Eine Panikstörung wird sich daraus wohl nicht entwickeln – aber die Ängst können panikartiges Ausmaß annehmen. Bzw. haben es schon. Das mal zur Klärung, weil man Hypochondrie und Panikstörung nicht einfach in einen Topf werfen sollte.

PgeachePss


Wenn du Nackenschmerzen hast kann es allerdings sein das du einfach dermasen verspannt bist, das sich das bis in den Kopf zieht und Kopfschmerzen verursacht.

Mein Freund hatte schonmal einen dermasen verspannten Nacken, das er 2 Wochenlang alle 2 Tage zur Wärmebestrahlung musste, alle dachten er hätte Migräne, als ich ihn dann aber wieder "locker massiert" hatte war alles wieder gut, und auch bei ihm ging es nur über die Stirn!

Am besten du kaufst dir Schmerztabletten, nen leckeren Tee und ne dicke Decke, und kullerst dich mal so richtig schön ein und machst dir nen tollen Abend.
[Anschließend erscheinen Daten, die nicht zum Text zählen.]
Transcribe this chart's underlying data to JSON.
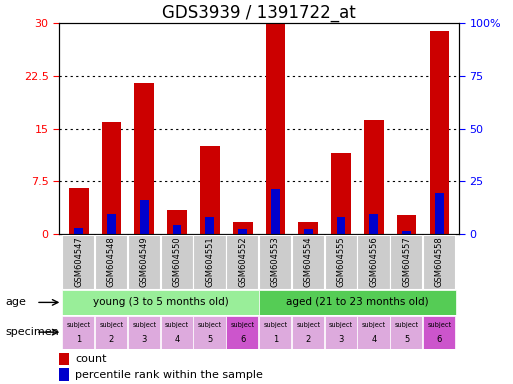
{
  "title": "GDS3939 / 1391722_at",
  "samples": [
    "GSM604547",
    "GSM604548",
    "GSM604549",
    "GSM604550",
    "GSM604551",
    "GSM604552",
    "GSM604553",
    "GSM604554",
    "GSM604555",
    "GSM604556",
    "GSM604557",
    "GSM604558"
  ],
  "count": [
    6.5,
    16.0,
    21.5,
    3.5,
    12.5,
    1.8,
    29.8,
    1.8,
    11.5,
    16.2,
    2.8,
    28.8
  ],
  "percentile": [
    3.0,
    9.5,
    16.0,
    4.5,
    8.0,
    2.5,
    21.5,
    2.5,
    8.0,
    9.5,
    1.5,
    19.5
  ],
  "bar_color": "#cc0000",
  "pct_color": "#0000cc",
  "ylim_left": [
    0,
    30
  ],
  "ylim_right": [
    0,
    100
  ],
  "yticks_left": [
    0,
    7.5,
    15,
    22.5,
    30
  ],
  "yticks_right": [
    0,
    25,
    50,
    75,
    100
  ],
  "ytick_labels_left": [
    "0",
    "7.5",
    "15",
    "22.5",
    "30"
  ],
  "ytick_labels_right": [
    "0",
    "25",
    "50",
    "75",
    "100%"
  ],
  "xticklabel_bg": "#cccccc",
  "age_group_young_color": "#99ee99",
  "age_group_aged_color": "#55cc55",
  "age_young_label": "young (3 to 5 months old)",
  "age_aged_label": "aged (21 to 23 months old)",
  "specimen_colors_light": "#ddaadd",
  "specimen_colors_dark": "#cc55cc",
  "specimen_labels_top": [
    "subject",
    "subject",
    "subject",
    "subject",
    "subject",
    "subject",
    "subject",
    "subject",
    "subject",
    "subject",
    "subject",
    "subject"
  ],
  "specimen_numbers": [
    "1",
    "2",
    "3",
    "4",
    "5",
    "6",
    "1",
    "2",
    "3",
    "4",
    "5",
    "6"
  ],
  "specimen_dark_indices": [
    5,
    11
  ],
  "legend_count_label": "count",
  "legend_pct_label": "percentile rank within the sample",
  "bar_width": 0.6,
  "title_fontsize": 12,
  "tick_fontsize": 8,
  "small_fontsize": 6
}
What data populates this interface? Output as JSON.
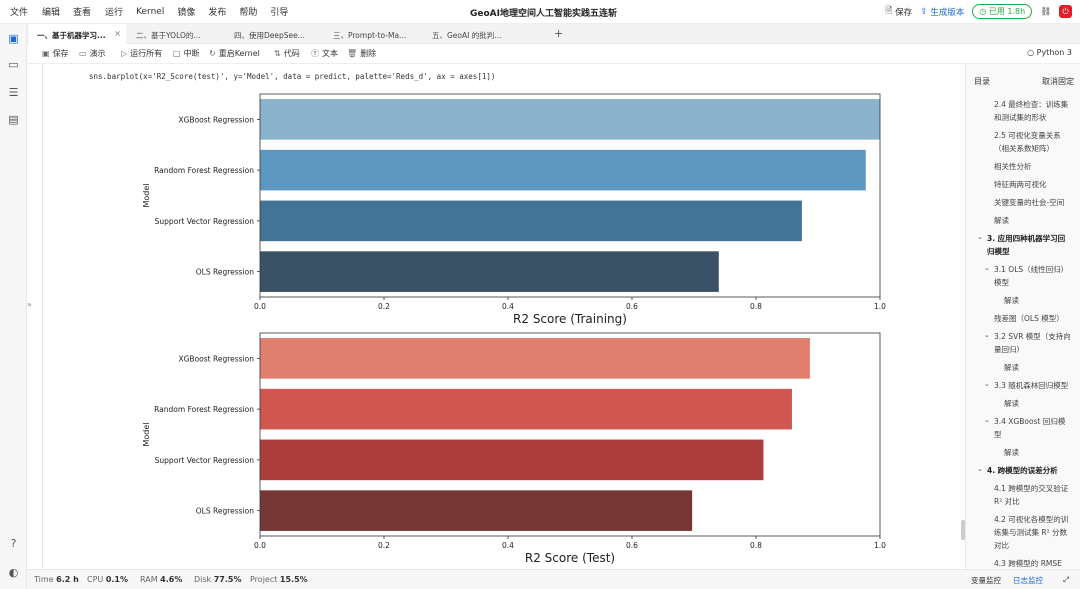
{
  "menu": {
    "items": [
      "文件",
      "编辑",
      "查看",
      "运行",
      "Kernel",
      "镜像",
      "发布",
      "帮助",
      "引导"
    ],
    "title": "GeoAI地理空间人工智能实践五连斩",
    "save_label": "保存",
    "generate_label": "生成版本",
    "usage_label": "已用 1.8h"
  },
  "tabs": [
    {
      "label": "一、基于机器学习...",
      "active": true
    },
    {
      "label": "二、基于YOLO的...",
      "active": false
    },
    {
      "label": "四、使用DeepSee...",
      "active": false
    },
    {
      "label": "三、Prompt-to-Ma...",
      "active": false
    },
    {
      "label": "五、GeoAI 的批判...",
      "active": false
    }
  ],
  "toolbar": {
    "save": "保存",
    "demo": "演示",
    "run_all": "运行所有",
    "interrupt": "中断",
    "restart": "重启Kernel",
    "code": "代码",
    "text": "文本",
    "delete": "删除",
    "kernel": "Python 3"
  },
  "cell": {
    "code": "sns.barplot(x='R2_Score(test)', y='Model', data = predict, palette='Reds_d', ax = axes[1])"
  },
  "chart_data": [
    {
      "type": "bar",
      "orientation": "horizontal",
      "categories": [
        "XGBoost Regression",
        "Random Forest Regression",
        "Support Vector Regression",
        "OLS Regression"
      ],
      "values": [
        1.0,
        0.977,
        0.874,
        0.74
      ],
      "xlabel": "R2 Score (Training)",
      "ylabel": "Model",
      "xlim": [
        0,
        1.0
      ],
      "xticks": [
        "0.0",
        "0.2",
        "0.4",
        "0.6",
        "0.8",
        "1.0"
      ],
      "colors": [
        "#8cb3cd",
        "#5e97bf",
        "#437496",
        "#3a5166"
      ]
    },
    {
      "type": "bar",
      "orientation": "horizontal",
      "categories": [
        "XGBoost Regression",
        "Random Forest Regression",
        "Support Vector Regression",
        "OLS Regression"
      ],
      "values": [
        0.887,
        0.858,
        0.812,
        0.697
      ],
      "xlabel": "R2 Score (Test)",
      "ylabel": "Model",
      "xlim": [
        0,
        1.0
      ],
      "xticks": [
        "0.0",
        "0.2",
        "0.4",
        "0.6",
        "0.8",
        "1.0"
      ],
      "colors": [
        "#e07f6f",
        "#d15650",
        "#ad3c3c",
        "#743736"
      ]
    }
  ],
  "toc": {
    "title": "目录",
    "cancel": "取消固定",
    "items": [
      {
        "text": "2.4 最终检查：训练集",
        "level": 2
      },
      {
        "text": "和测试集的形状",
        "level": 2
      },
      {
        "text": "2.5 可视化变量关系",
        "level": 2
      },
      {
        "text": "（相关系数矩阵）",
        "level": 2
      },
      {
        "text": "相关性分析",
        "level": 2
      },
      {
        "text": "特征两两可视化",
        "level": 2
      },
      {
        "text": "关键变量的社会-空间",
        "level": 2
      },
      {
        "text": "解读",
        "level": 2
      },
      {
        "text": "3. 应用四种机器学习回",
        "level": 1
      },
      {
        "text": "归模型",
        "level": 1
      },
      {
        "text": "3.1 OLS（线性回归）",
        "level": 2
      },
      {
        "text": "模型",
        "level": 2
      },
      {
        "text": "解读",
        "level": 3
      },
      {
        "text": "残差图（OLS 模型）",
        "level": 2
      },
      {
        "text": "3.2 SVR 模型（支持向",
        "level": 2
      },
      {
        "text": "量回归）",
        "level": 2
      },
      {
        "text": "解读",
        "level": 3
      },
      {
        "text": "3.3 随机森林回归模型",
        "level": 2
      },
      {
        "text": "解读",
        "level": 3
      },
      {
        "text": "3.4 XGBoost 回归模",
        "level": 2
      },
      {
        "text": "型",
        "level": 2
      },
      {
        "text": "解读",
        "level": 3
      },
      {
        "text": "4. 跨模型的误差分析",
        "level": 1
      },
      {
        "text": "4.1 跨模型的交叉验证",
        "level": 2
      },
      {
        "text": "R² 对比",
        "level": 2
      },
      {
        "text": "4.2 可视化各模型的训",
        "level": 2
      },
      {
        "text": "练集与测试集 R² 分数",
        "level": 2
      },
      {
        "text": "对比",
        "level": 2
      },
      {
        "text": "4.3 跨模型的 RMSE",
        "level": 2
      },
      {
        "text": "对比",
        "level": 2
      }
    ]
  },
  "status": {
    "time_label": "Time",
    "time_value": "6.2 h",
    "cpu_label": "CPU",
    "cpu_value": "0.1%",
    "ram_label": "RAM",
    "ram_value": "4.6%",
    "disk_label": "Disk",
    "disk_value": "77.5%",
    "project_label": "Project",
    "project_value": "15.5%",
    "var_monitor": "变量监控",
    "log_monitor": "日志监控"
  }
}
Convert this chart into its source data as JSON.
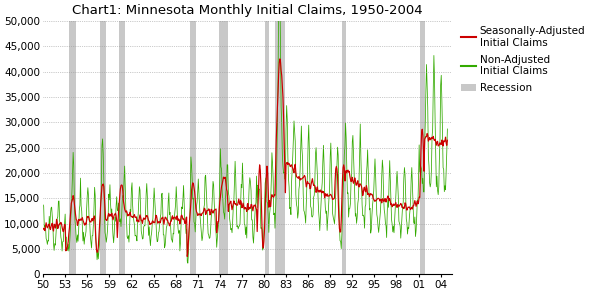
{
  "title": "Chart1: Minnesota Monthly Initial Claims, 1950-2004",
  "ylim": [
    0,
    50000
  ],
  "yticks": [
    0,
    5000,
    10000,
    15000,
    20000,
    25000,
    30000,
    35000,
    40000,
    45000,
    50000
  ],
  "ytick_labels": [
    "0",
    "5,000",
    "10,000",
    "15,000",
    "20,000",
    "25,000",
    "30,000",
    "35,000",
    "40,000",
    "45,000",
    "50,000"
  ],
  "xticks": [
    1950,
    1953,
    1956,
    1959,
    1962,
    1965,
    1968,
    1971,
    1974,
    1977,
    1980,
    1983,
    1986,
    1989,
    1992,
    1995,
    1998,
    2001,
    2004
  ],
  "xtick_labels": [
    "50",
    "53",
    "56",
    "59",
    "62",
    "65",
    "68",
    "71",
    "74",
    "77",
    "80",
    "83",
    "86",
    "89",
    "92",
    "95",
    "98",
    "01",
    "04"
  ],
  "recession_periods": [
    [
      1953.58,
      1954.5
    ],
    [
      1957.75,
      1958.5
    ],
    [
      1960.25,
      1961.08
    ],
    [
      1969.92,
      1970.83
    ],
    [
      1973.92,
      1975.17
    ],
    [
      1980.17,
      1980.67
    ],
    [
      1981.5,
      1982.92
    ],
    [
      1990.58,
      1991.08
    ],
    [
      2001.17,
      2001.83
    ]
  ],
  "recession_color": "#c8c8c8",
  "red_color": "#cc0000",
  "green_color": "#33aa00",
  "background_color": "#ffffff",
  "grid_color": "#999999",
  "title_fontsize": 9.5,
  "tick_fontsize": 7.5,
  "legend_fontsize": 7.5,
  "figwidth": 5.9,
  "figheight": 2.94,
  "dpi": 100
}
Ich kenne die Angst vor Div. Krankheiten. Ich bin auch ein Angstpatient. Wenn du aber nicht zum Psychologen gehst und ihm Schilderst was du für Probleme hast, wird dir das auch nicht weiterhelfen, es ist doch nicht schön dauerhaft mit dieser Angst zu leben! Ich versteh dich.. Und ich hoffe du verstehst uns.

Mach dir bitte weniger gedanken darum, und such dir Hilfe. Da reicht es ja schon wenn du nurmal eine "schnupperstd." beim Therapeuten machst, um dir sagen zu lassen ob da ein Psychisches Problem da ist oder eben nicht!

:)

Ich hoffe doch du gehst deinen Weg und du kommst aus diesem verfluchtem Teufelskreis raus!

Liebe Grüße

t,a-txua


Bei Hypochondrie geht es darum zu lernen, angemessen zu reagieren. Ein CT nach Kopfstoß ist nicht angemessen – und wie lange es beruhigend wirken würde, sei dahingestellt. Es geht halt nicht um diese EINE Situation, sondern das Gesamtbild der Erkrankung. Und es geth auch darum, mit einem Restrisiko zu leben.

:)^ :)z

Auch meine Antwort weiter oben ist nicht wertend.

Die Notaufnahme ist für Menschen wie olfo keine Lösung sondern ein Teil des Problems.

Keine Untersuchung wird olfo die Angst nehmen – jedenfalls nicht auf Dauer. Ganz im Gegenteil...sowohl die Notaufnahme als auch das googlen verstärken nur das Problem.

Hypochondrie und oder Somatisierungsstörung sind ernstzunehmende, schwere Erkrankungen, die behandelt werden müssen.

Es ist sicherlich scheußlich, solche Ängste aushalten zu müssen, gerade am Wochendende.

Wenn es unaushaltbar wird, kann man sich an die Notaufnahme einer psychiatrischen Klinik wenden oder an ähnliche Dienste.